We are becoming familiar with PTSD, and we have no difficulty understanding the trauma of those who went through the holocaust. Now some are raising questions about what is termed secondary traumatization or transgenerational trauma, the trauma experienced by people who weren’t there, who didn’t undergo it themselves. Dan Glass, a 29-year old whose grandfather was a holocaust victim and whose father did nothing but relate his own father’s stories, has formed “Never Again Ever” a group addressing the difficulties of grandchildren of holocaust survivors. He did that after discovering that he wasn’t alone in feeling the heavy burden the role of the holocaust had left in his family. What researchers are looking into is not only the role of trauma in second and third generations, but realizing that it is not only the holocaust. The children and grandchildren of victims of Hiroshima and Nagasaki who also have endured similar traumas are affected. And if the theory holds, they think, then what about other genocides like Armenia? What about the transgenerational burden of African and Native Americans regarding how their ancestors were treated in the United States? Wouldn’t it explain much about the status of contemporary race relations?

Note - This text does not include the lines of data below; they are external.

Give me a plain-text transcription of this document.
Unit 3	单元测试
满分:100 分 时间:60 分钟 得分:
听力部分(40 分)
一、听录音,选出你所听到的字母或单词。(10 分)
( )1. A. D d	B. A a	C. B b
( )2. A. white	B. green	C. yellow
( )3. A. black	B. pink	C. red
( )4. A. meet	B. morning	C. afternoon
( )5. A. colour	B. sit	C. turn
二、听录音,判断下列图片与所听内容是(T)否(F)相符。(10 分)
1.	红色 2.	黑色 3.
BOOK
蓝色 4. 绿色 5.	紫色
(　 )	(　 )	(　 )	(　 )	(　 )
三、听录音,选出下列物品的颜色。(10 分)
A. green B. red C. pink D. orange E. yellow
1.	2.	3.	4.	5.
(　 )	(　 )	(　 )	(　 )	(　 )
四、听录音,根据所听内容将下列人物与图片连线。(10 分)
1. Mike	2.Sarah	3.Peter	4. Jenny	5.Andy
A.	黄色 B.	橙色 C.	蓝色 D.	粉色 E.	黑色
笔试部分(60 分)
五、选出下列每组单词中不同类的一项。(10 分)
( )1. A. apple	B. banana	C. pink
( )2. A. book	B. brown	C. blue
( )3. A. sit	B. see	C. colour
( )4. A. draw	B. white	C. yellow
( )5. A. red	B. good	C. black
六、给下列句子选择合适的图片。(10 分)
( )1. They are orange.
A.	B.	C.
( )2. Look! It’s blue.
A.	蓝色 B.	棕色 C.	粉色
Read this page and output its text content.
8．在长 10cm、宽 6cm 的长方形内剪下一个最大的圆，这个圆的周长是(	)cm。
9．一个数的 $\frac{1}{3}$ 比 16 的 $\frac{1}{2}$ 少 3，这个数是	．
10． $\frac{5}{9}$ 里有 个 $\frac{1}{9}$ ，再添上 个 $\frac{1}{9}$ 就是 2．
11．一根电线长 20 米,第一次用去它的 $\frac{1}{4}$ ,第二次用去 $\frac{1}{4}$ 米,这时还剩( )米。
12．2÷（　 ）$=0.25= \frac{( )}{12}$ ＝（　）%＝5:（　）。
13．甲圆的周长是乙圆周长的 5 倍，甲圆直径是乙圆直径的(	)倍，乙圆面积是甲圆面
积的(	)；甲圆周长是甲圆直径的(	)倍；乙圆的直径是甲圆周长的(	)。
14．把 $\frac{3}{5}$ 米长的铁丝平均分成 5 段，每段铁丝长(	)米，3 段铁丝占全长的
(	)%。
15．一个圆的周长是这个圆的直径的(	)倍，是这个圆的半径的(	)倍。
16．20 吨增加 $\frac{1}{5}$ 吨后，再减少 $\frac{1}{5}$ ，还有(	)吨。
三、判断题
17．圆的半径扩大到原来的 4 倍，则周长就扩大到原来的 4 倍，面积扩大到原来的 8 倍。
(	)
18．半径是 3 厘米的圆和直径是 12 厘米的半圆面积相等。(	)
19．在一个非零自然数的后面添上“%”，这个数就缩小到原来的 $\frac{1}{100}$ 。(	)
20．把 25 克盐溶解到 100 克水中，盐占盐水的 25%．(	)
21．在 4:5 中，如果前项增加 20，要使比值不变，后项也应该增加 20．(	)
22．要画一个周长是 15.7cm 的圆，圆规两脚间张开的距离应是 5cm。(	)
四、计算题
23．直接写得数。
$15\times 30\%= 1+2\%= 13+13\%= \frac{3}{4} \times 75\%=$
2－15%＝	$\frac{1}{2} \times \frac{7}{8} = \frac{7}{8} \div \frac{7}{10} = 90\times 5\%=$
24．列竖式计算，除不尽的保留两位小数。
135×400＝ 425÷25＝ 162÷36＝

One obvious issue this raises is how to handle this phenomena and what to do about it. Dan Glass’s group suggests switching from melancholic memorialisation to positive action which include mental health treatment and a kind of campaigning to make it better known. That is much like what the survivors of Hiroshima are doing in hope that the lessons learned from the trauma aren’t forgotten.
War and violence have long arms. Let’s hope that such ideas as transgenerational traumas whether they end up part of our everyday vocabulary or not, become incentives to think about the consequences of war and other acts of violence.